I have to prove that
n+1 choose k = n choose k + n choose k-1

Where on earth do I start? Any help much appreciated!

2. Originally Posted by eliz1906
I have to prove that
n+1 choose k = n choose k + n choose k-1

Where on earth do I start?
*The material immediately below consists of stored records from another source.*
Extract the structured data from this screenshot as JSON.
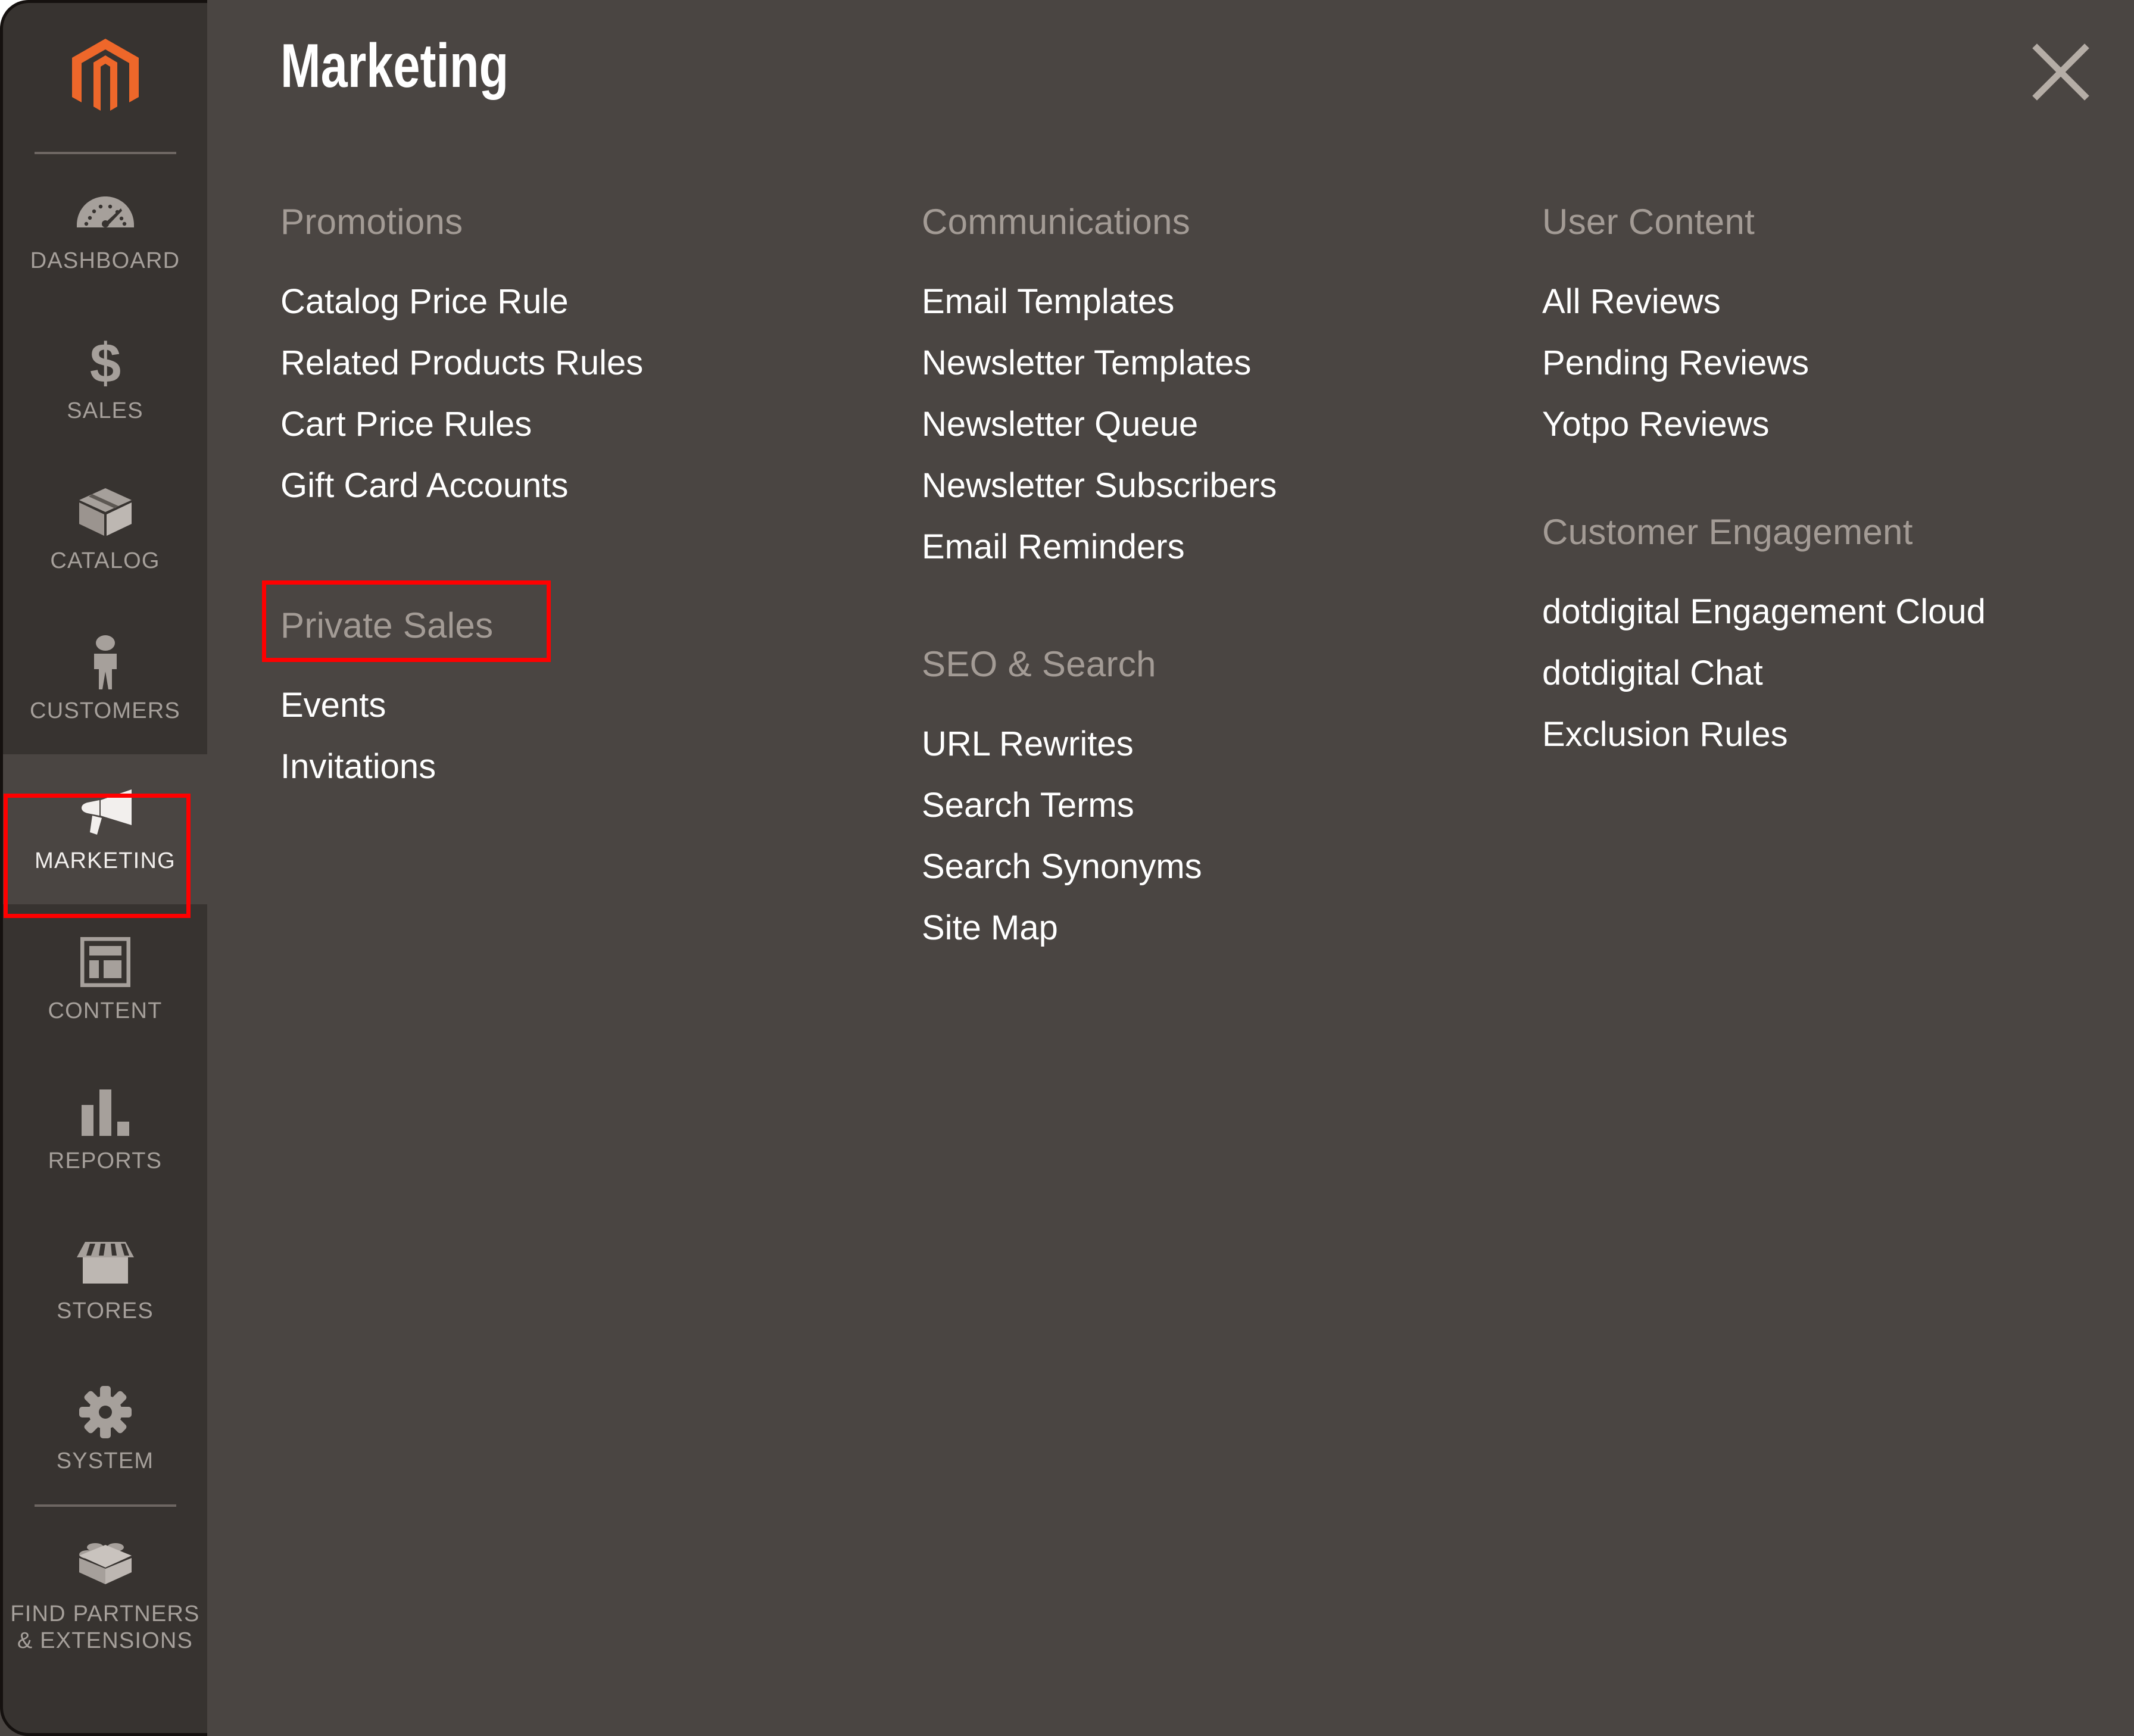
{
  "header": {
    "title": "Marketing",
    "close_label": "✕"
  },
  "sidebar": {
    "logo_name": "magento-logo",
    "items": [
      {
        "label": "DASHBOARD",
        "icon": "dashboard-gauge-icon",
        "active": false
      },
      {
        "label": "SALES",
        "icon": "dollar-sign-icon",
        "active": false
      },
      {
        "label": "CATALOG",
        "icon": "box-icon",
        "active": false
      },
      {
        "label": "CUSTOMERS",
        "icon": "person-icon",
        "active": false
      },
      {
        "label": "MARKETING",
        "icon": "megaphone-icon",
        "active": true
      },
      {
        "label": "CONTENT",
        "icon": "page-layout-icon",
        "active": false
      },
      {
        "label": "REPORTS",
        "icon": "bar-chart-icon",
        "active": false
      },
      {
        "label": "STORES",
        "icon": "storefront-icon",
        "active": false
      },
      {
        "label": "SYSTEM",
        "icon": "gear-icon",
        "active": false
      },
      {
        "label": "FIND PARTNERS\n& EXTENSIONS",
        "icon": "lego-brick-icon",
        "active": false
      }
    ],
    "item_labels": {
      "dashboard": "DASHBOARD",
      "sales": "SALES",
      "catalog": "CATALOG",
      "customers": "CUSTOMERS",
      "marketing": "MARKETING",
      "content": "CONTENT",
      "reports": "REPORTS",
      "stores": "STORES",
      "system": "SYSTEM",
      "find_partners_line1": "FIND PARTNERS",
      "find_partners_line2": "& EXTENSIONS"
    }
  },
  "menu": {
    "columns": [
      {
        "groups": [
          {
            "title": "Promotions",
            "items": [
              "Catalog Price Rule",
              "Related Products Rules",
              "Cart Price Rules",
              "Gift Card Accounts"
            ]
          },
          {
            "title": "Private Sales",
            "items": [
              "Events",
              "Invitations"
            ]
          }
        ]
      },
      {
        "groups": [
          {
            "title": "Communications",
            "items": [
              "Email Templates",
              "Newsletter Templates",
              "Newsletter Queue",
              "Newsletter Subscribers",
              "Email Reminders"
            ]
          },
          {
            "title": "SEO & Search",
            "items": [
              "URL Rewrites",
              "Search Terms",
              "Search Synonyms",
              "Site Map"
            ]
          }
        ]
      },
      {
        "groups": [
          {
            "title": "User Content",
            "items": [
              "All Reviews",
              "Pending Reviews",
              "Yotpo Reviews"
            ]
          },
          {
            "title": "Customer Engagement",
            "items": [
              "dotdigital Engagement Cloud",
              "dotdigital Chat",
              "Exclusion Rules"
            ]
          }
        ]
      }
    ]
  },
  "annotations": {
    "highlight_color": "#ff0000",
    "highlighted_sidebar_item": "MARKETING",
    "highlighted_menu_item": "Cart Price Rules"
  },
  "colors": {
    "sidebar_bg": "#373330",
    "panel_bg": "#4a4542",
    "brand_orange": "#ee672a",
    "link_text": "#ffffff",
    "group_title_text": "#a39b95",
    "sidebar_label_text": "#a6a09b"
  }
}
Any help much appreciated!
Hi Eliz1906,

If we work from the right...

$\binom{n+1}{k}=\frac{(n+1)!}{(n+1-k)!k!}$

$\binom{n}{k}+\binom{n}{k-1}=\frac{n!}{(n-k)!k!}+\frac{n!}{(n+1-k)!(k-1)!}$

We express the sum with the same denominators as $\binom{n+1}{k}$

$\frac{n!}{(n-k)!k!}=\frac{n!}{\frac{(n+1-k)!}{n+1-k}k!}$

$\frac{n!}{(n+1-k)!(k-1)!}=\frac{n!}{(n+1-k)!\frac{k!}{k}}$

Therefore

$\frac{n!(n+1-k)}{(n+1-k)!k!}+\frac{n!k}{(n+1-k)!k!}=\frac{n!(n-k+1-k)}{(n+1-k)!k!}$

$=\frac{n!(n+1)}{(n+1-k)!k!}=\frac{(n+1)!}{[(n+1)-k]!k!}$

$=\binom{n+1}{k}$

3. Hello, eliz1906!

It takes only algebra . . . a lot of it!

Prove: . ${n+1\choose k} \;=\;{n \choose k} + {n\choose k-1 }$

The right side is: . $\frac{n!}{k!(n-k)!} + \frac{n!}{(k-1)!(n-k+1)!}$

Get a common denominator:

$\frac{n!}{k!(n-k)!}\cdot{\color{blue}\frac{(k-1)!(n-k+1)!}{(k-1)!(n-k+1)!}} \;+\; \frac{n!}{(k-1)!(n-k+1)!}\cdot{\color{blue}\frac{k!(n-k)!}{k!(n-k)!}}$

. . . . $= \;\frac{n!(k-1)!(n-k+1)! \;+\; n!k!(n-k)!}{k!(k-1)!(n-k)!(n-k+1)!}$

Factor: . $\frac{n!(k-1)!(n-k)!\,\bigg[(n-k+1) + k\bigg]}{k! (k-1)! (n-k)!(n-k+1)!}$

Reduce: . $\frac{n!{\color{red}\rlap{///////}}(k-1)!{\color{green}\rlap{///////}}(n-k)!\,\bigg[(n-k+1) + k\bigg]}{k! {\color{red}\rlap{///////}}(k-1)! {\color{green}\rlap{///////}}(n-k)!(n-k+1)!}$

. . . . . . $=\; \frac{n!(n+1)}{k!(n+1-k)!}$

. . . . . . $=\;\frac{(n+1)!}{k!(n+1-k)!}$

. . . . . . $=\quad {n+1\choose k}$

Edit: Ah, Archie beat me to it!
. . . .But I'm not deleting all this work . . . So there!
.

4. Thank you SOOO much.

5. Sorry Soroban!

I was quick out of the blocks there!
I'm always glad to see you join in.

Your post was beautifully illustrated, I must say.